You’re more likely to repeat an activity you enjoy, so try a sport you enjoyed in high school, or combine exercise with watching your favorite TV show or podcast. And limit how much you exercise – at least at first – so you can reach and even exceed your goal. This will encourage you to move forward.
“People get fixated on cultivating motivation,” said Al Hyle, a strength coach who specializes in helping people with attention deficit hyperactivity disorder (ADHD) who sometimes have trouble starting activities. “You just need to do a little something. The motivation will come later.”
TAKE TIME FOR BODYBUILDING
When you are exercising regularly, incorporate movements to increase the strength and flexibility of your muscles. This will make it easier to do more strenuous activities and protect your joints from injury, said Gabrielle Lyon, a Houston-based functional medicine specialist and author of “Forever Strong: A New, Science-Based Strategy for Aging Well.” [Forte para sempre: uma nova estratégia baseada na ciência para envelhecer bem].
Try functional exercises like push-ups or squats at home, or use weight machines at the gym. Most experts recommend doing three sets of 8 to 12 repetitions for each exercise, focusing on your fitness. Then add one or two new exercises a week, until you are working all muscle groups—chest, back, shoulders, arms, abs, and legs—at least twice a week.
Increase the resistance when you’re ready, or stop doing a set number of reps and start exercising your muscles until exhaustion. You can determine when to start this by evaluating your perceived exertion score. On a scale of 1 to 10, you should be in the middle, Hyle said. If it seems easier than that, make the workout more challenging.
GRADUALLY INCREASE CARDIOVASCULAR RESISTANCE
Whatever your exercise routine, you’ll need to work on cardiovascular endurance. Most people can start with low-impact activities like walking or even climbing stairs at the office.
Strive to increase your light aerobic exercise time by a few minutes every two weeks. The heart’s ability to pump blood, also known as stroke volume, improves rapidly, said Dr.
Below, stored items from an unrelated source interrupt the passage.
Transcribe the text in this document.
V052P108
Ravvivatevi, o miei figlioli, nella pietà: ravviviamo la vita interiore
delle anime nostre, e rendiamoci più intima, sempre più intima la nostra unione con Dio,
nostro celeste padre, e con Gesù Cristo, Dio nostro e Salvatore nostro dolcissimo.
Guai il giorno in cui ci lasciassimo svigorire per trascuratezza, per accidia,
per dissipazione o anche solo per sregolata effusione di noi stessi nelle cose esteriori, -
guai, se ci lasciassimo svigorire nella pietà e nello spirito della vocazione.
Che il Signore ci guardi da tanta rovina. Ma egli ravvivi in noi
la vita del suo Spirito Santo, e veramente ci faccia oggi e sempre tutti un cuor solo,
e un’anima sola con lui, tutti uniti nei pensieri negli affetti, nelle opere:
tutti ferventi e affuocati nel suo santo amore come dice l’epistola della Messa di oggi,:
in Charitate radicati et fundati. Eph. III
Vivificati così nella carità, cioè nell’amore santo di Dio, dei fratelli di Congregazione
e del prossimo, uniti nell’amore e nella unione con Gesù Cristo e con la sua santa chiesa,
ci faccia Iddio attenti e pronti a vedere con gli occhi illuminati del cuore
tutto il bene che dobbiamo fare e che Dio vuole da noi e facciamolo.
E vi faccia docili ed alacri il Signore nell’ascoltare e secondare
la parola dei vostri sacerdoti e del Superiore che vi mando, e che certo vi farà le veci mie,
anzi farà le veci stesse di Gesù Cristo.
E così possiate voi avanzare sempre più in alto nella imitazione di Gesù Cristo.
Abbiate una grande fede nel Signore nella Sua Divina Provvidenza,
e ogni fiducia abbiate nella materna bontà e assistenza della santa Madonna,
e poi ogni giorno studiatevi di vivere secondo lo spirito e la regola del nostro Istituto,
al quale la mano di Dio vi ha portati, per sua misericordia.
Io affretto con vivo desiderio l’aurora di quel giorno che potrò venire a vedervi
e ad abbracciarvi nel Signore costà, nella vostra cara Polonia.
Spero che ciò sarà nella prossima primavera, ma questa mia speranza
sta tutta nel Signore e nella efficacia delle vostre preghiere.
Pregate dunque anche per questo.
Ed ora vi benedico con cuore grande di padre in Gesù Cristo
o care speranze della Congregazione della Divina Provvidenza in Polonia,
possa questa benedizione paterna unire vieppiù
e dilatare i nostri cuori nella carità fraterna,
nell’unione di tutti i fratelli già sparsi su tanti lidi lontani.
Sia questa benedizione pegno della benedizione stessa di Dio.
Benjamin Gordon, assistant professor of applied physiology and kinesiology at the University of Florida. “In just the first ten days of training we’ve already seen a change of about 10% in people’s stroke volume,” said Gordon. This means you’ll soon be able to exercise for longer.
You should aim for 150 to 300 minutes of moderate-intensity aerobic activity every week to get the best benefits, the doctor said.
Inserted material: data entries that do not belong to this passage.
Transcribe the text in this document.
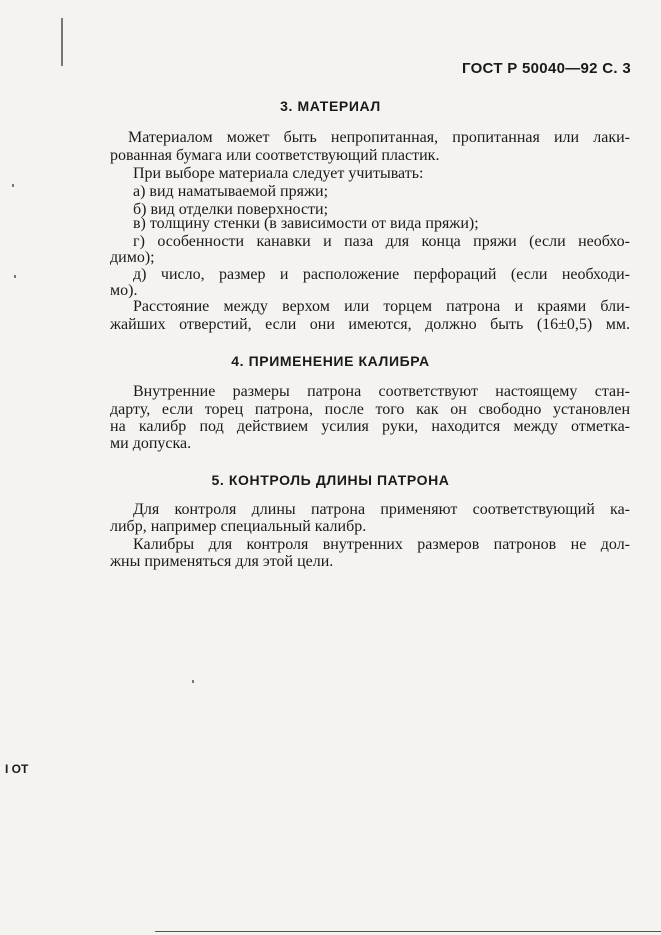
ГОСТ Р 50040—92 С. 3
3. МАТЕРИАЛ
Материалом может быть непропитанная, пропитанная или лаки-
рованная бумага или соответствующий пластик.
При выборе материала следует учитывать:
а) вид наматываемой пряжи;
б) вид отделки поверхности;
в) толщину стенки (в зависимости от вида пряжи);
г) особенности канавки и паза для конца пряжи (если необхо-
димо);
д) число, размер и расположение перфораций (если необходи-
мо).
Расстояние между верхом или торцем патрона и краями бли-
жайших отверстий, если они имеются, должно быть (16±0,5) мм.
4. ПРИМЕНЕНИЕ КАЛИБРА
Внутренние размеры патрона соответствуют настоящему стан-
дарту, если торец патрона, после того как он свободно установлен
на калибр под действием усилия руки, находится между отметка-
ми допуска.
5. КОНТРОЛЬ ДЛИНЫ ПАТРОНА
Для контроля длины патрона применяют соответствующий ка-
либр, например специальный калибр.
Калибры для контроля внутренних размеров патронов не дол-
жны применяться для этой цели.
I ОТ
PLAN BACKUP EXERCISES AND CELEBRATE ACHIEVEMENTS
Prepare yourself for the things that once messed up your exercise routine. For example, if you skipped training because you didn’t have time to fit it into your day, consider setting reminders to exercise at 6am, 12pm, and 5pm. So you can do it at least in one of these hours. Or try exercising in short bursts: do squats or balance on one foot while brushing your teeth, or leave some hand weights on your desk for reps while you’re on calls.
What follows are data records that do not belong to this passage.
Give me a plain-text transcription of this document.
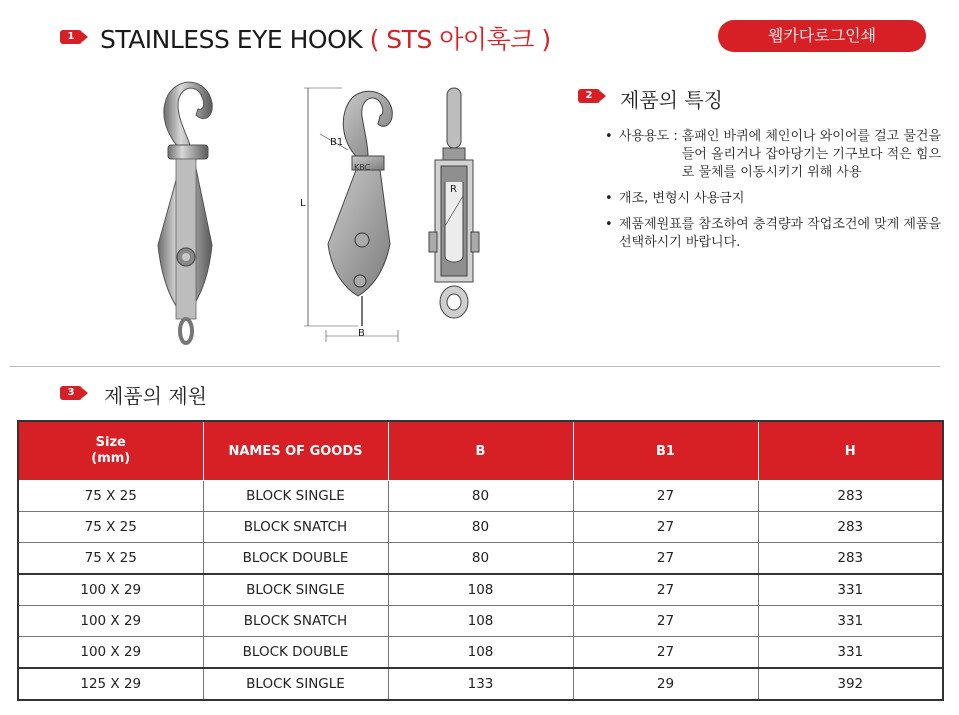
1	STAINLESS EYE HOOK ( STS 아이훅크 )	웹카다로그인쇄
B1
L
B
KBC
R
2	제품의 특징
• 사용용도 : 홈패인 바퀴에 체인이나 와이어를 걸고 물건을 들어 올리거나 잡아당기는 기구보다 적은 힘으로 물체를 이동시키기 위해 사용
• 개조, 변형시 사용금지
• 제품제원표를 참조하여 충격량과 작업조건에 맞게 제품을 선택하시기 바랍니다.
3	제품의 제원
Size
(mm)	NAMES OF GOODS	B	B1	H
75 X 25	BLOCK SINGLE	80	27	283
75 X 25	BLOCK SNATCH	80	27	283
75 X 25	BLOCK DOUBLE	80	27	283
100 X 29	BLOCK SINGLE	108	27	331
100 X 29	BLOCK SNATCH	108	27	331
100 X 29	BLOCK DOUBLE	108	27	331
125 X 29	BLOCK SINGLE	133	29	392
Celebrate the small steps toward fitness, Hyle said. Take photos or do a monthly exercise assessment to measure your progress, or see if it’s easier to carry grocery bags. Remember that it may take time to notice external changes.
“What’s the hurry?” said Doctor Gordon. “This is a lifestyle change, so you should adopt the philosophy that you will continue to try to improve your fitness for the rest of your life.”